Re: [Encoding] false statement [I18N-ACTION-328][I18N-ISSUE-374]

On 2014/08/29 12:04, John Cowan wrote:
> John C Klensin scripsit:
>
>> it is also noteworthy that the number of web
>> browsers, or even web servers, in use is fairly small.  By
>> contrast, the number of SMTP clients and servers, including
>> independently-developed submission clients built into embedded
>> devices, is huge and the number of mail user agents even larger.
>
> Very true.  But the number of web pages reduces all the distinct
> Internet software programs in the world to nothing at all.

It's not so much overall number that counts (otherwise we would have to 
count the number of emails, too) but the relationship between the number 
of 'senders' and 'recepients'. The Web is characterized by an extreme 
number of senders (essentially, each Web page is its own sender), and 
just very few recipients (browsers). For mail, each sender is also a 
recipient. This creates very different ecosystems for the standards in 
those different fields.


>> So an instruction from the IETF (or W3C or some other entity) to
>> those email systems to abandon the IANA Registry's definitions
>> in favor of some other norm would, pragmatically, be likely to
>> make things worse rather than better,
>
> +1

It's not only email systems. There are many libraries that provide 
encoding conversion. These libraries are used in all kinds of contexts 
(programming languages, databases, applications,...). These contexts 
expect the same amount of consistency over time with respect to encoding 
definitions as Web pages expect from Web browsers.

As the creator and sometime maintainer of such a library (the one in the 
Ruby programming language since v1.9), I can assure everybody that such 
maintainers will not change what e.g. "US-ASCII" or "iso-8859-1" means 
very soon, because they would shoot themselves and most of their users 
in the feet.

And not making changes doesn't mean it won't be compatible with the Web. 
It very much depends on where and how these libraries are used. Being 
used on a server to generate content will not be a problem, because for 
any *sane* data, the result will be okay by the "Encoding" spec, too. 
There's no problem converting non-ASCII data to numeric character 
references if a page is served as "US-ASCII", and there is no problem 
serving "iso-8859-1" content without bytes in the C1 range.

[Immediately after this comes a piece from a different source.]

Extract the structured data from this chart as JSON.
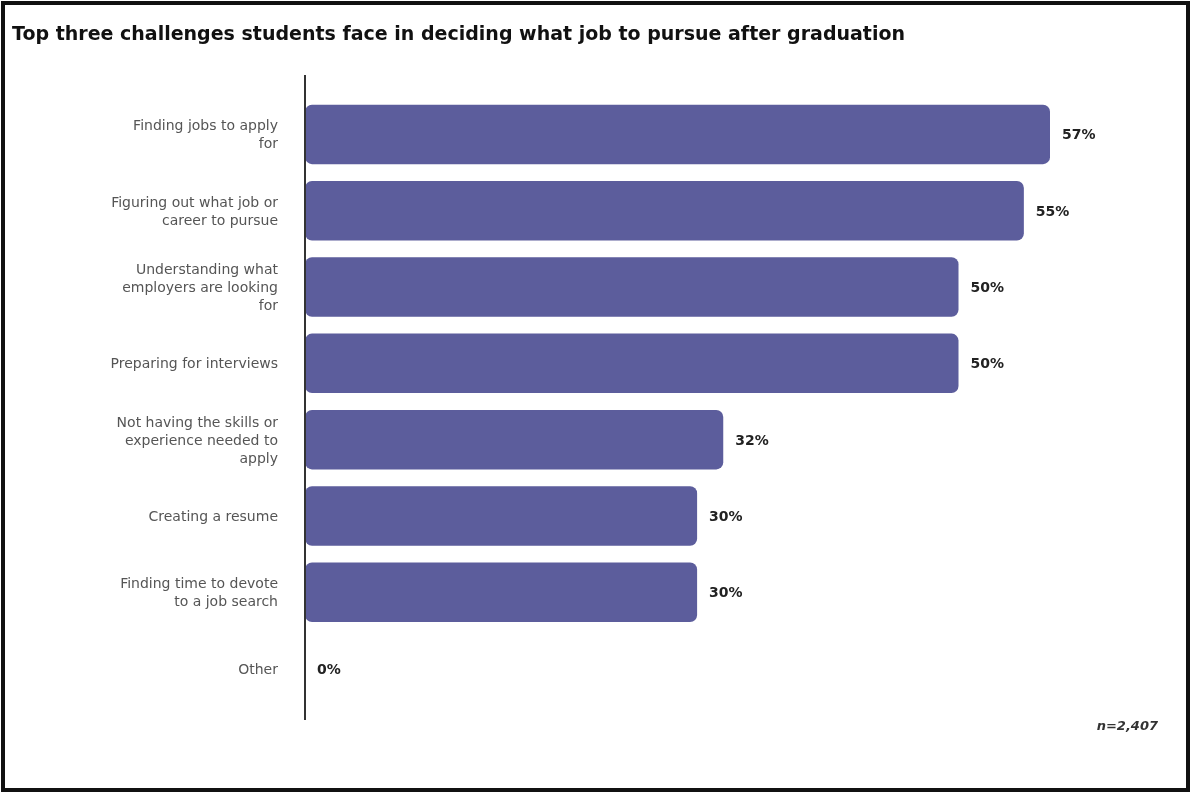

Even when used to consume Web content, there's no big problem. The 
average Web spider project doesn't suffer significantly from a few 
encoding hickups because statistically, the amount of pages that 
conforms to both IANA and "Encoding" is a large majority. Even long 
before you get to Google scale, mislabelings probably are a bigger 
problem than encoding details in otherwise correctly labeled data.

On the other hand, changing how a transcoding library works risks to put 
of lots of users, and create lots of difficult to trace bugs, and so is 
best avoided.

That libraries have to stay on the conservative side is made clear by 
the fact that Microsoft has difficulties implementing the "Encoding" 
spec. IE uses a common Windows library for transcoding, and both 
changing this library and splitting it into separate Web and non-Web 
versions is highly unattractive to Microsoft. My guess is that Microsoft 
will just sit things out until UTF-8 is the only thing that counts.

So claims such as "Which applications don't want to be compatible
with the web?" (implying a single overreaching unification is desirable 
and possible) ignore the (messy) reality on the ground.


>> Sure.  But that and scale measured in numbers of deployed
>> independent implementations and the difficulties associated with
>> changing them, would seem to argue strongly for at least mostly
>> changing the web browsers to conform to what is in the IANA
>> registry

In theory, this is correct. If all browsers agreed to do it, they could 
do so easily. But it's a prisoner's dilemma type of situation, with more 
than two players who can ruin things, and there are enough equivalent 
situations in the HTML5,... area that strongly suggest that going back 
to the IANA registry won't happen.


>> (possibly there are Registry entries that might need
>> tuning too --the IETF Charset procedures don't allow that at
>> present but, at you point out, they could, at least in
>> principle, be changed)

You are right that RFC 2978 (http://tools.ietf.org/html/rfc2978) doesn't 
mention any procedure for updating registrations. But that hasn't made 
updates impossible. Updates can be and have been made in analogy to new 
registrations (think reregistration). But they need more backing than 
"Web browsers do it this way, so that's what everybody else has to do, 
too". So the problem is not one of process, but one of "rough consensus 
and running code". And there's lots of running code on the IANA side, too.

Regards,   Martin.

>> rather than trying to retune the Internet
>> to match what a handful of browser vendors are doing.
>
> Both are hopeless efforts, and each group must maintain its own standards.